The fishermen of Comacchio’s valleys had to really upgrade their skills to elaborate the delicate and flawless procedure to catch the eels.
Over the years, they studied every single detail of the eels’ lives: their habits, the morphology of their territories, their needs and the requirements to fish them. It was a thorough analysis of their behaviour and even their psychology, which makes their historical fishing activity even more fascinating.

This whole study was summarized by the conception of the weir, a very old tool that is still efficient and fundamental to fish at the valley. It allows catching the eels by separating them from the mullets and other fishes while they migrate to the sea following their reproductive instinct. Practically speaking, it is an item shaped by a series of communicating basins whose functioning relies on the principle that all valley fishes, at some point of the year, feel the instinct to immigrate to the sea and then come back to the valley.

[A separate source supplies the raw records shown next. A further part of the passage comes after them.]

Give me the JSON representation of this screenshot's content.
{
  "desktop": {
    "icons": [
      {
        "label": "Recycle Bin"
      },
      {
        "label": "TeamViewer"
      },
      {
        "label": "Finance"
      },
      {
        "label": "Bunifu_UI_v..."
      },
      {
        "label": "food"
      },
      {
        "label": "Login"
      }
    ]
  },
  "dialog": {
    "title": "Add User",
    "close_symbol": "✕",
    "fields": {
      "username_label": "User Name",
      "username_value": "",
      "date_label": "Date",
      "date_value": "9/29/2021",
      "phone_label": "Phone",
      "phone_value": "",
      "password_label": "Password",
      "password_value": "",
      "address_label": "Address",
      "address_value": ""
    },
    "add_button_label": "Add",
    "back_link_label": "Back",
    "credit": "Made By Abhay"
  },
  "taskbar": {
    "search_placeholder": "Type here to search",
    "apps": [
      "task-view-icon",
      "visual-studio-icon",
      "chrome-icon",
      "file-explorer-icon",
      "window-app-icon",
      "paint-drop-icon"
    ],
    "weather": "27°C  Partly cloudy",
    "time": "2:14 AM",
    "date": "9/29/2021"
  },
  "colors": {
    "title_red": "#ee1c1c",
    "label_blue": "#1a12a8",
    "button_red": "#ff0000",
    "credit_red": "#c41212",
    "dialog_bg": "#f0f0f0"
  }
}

The weir makes them converge into a two-step forced incoming and outgoing lines: in the first barrier, with a wider mesh, all the fishes get entangled but not the eel as it is slimmer. However, once it passes through it, the eel gets blocked by another barrier, with tighter meshes.

At this point, the valley residents enter in action and with their nets called “ovogas“ they collect the eels and drop them inside special oval-formed containers called “bolaghe”. A part of the fishing game was originally reserved for wholesale and another one would be marinated, a typical activity handed over for a long time.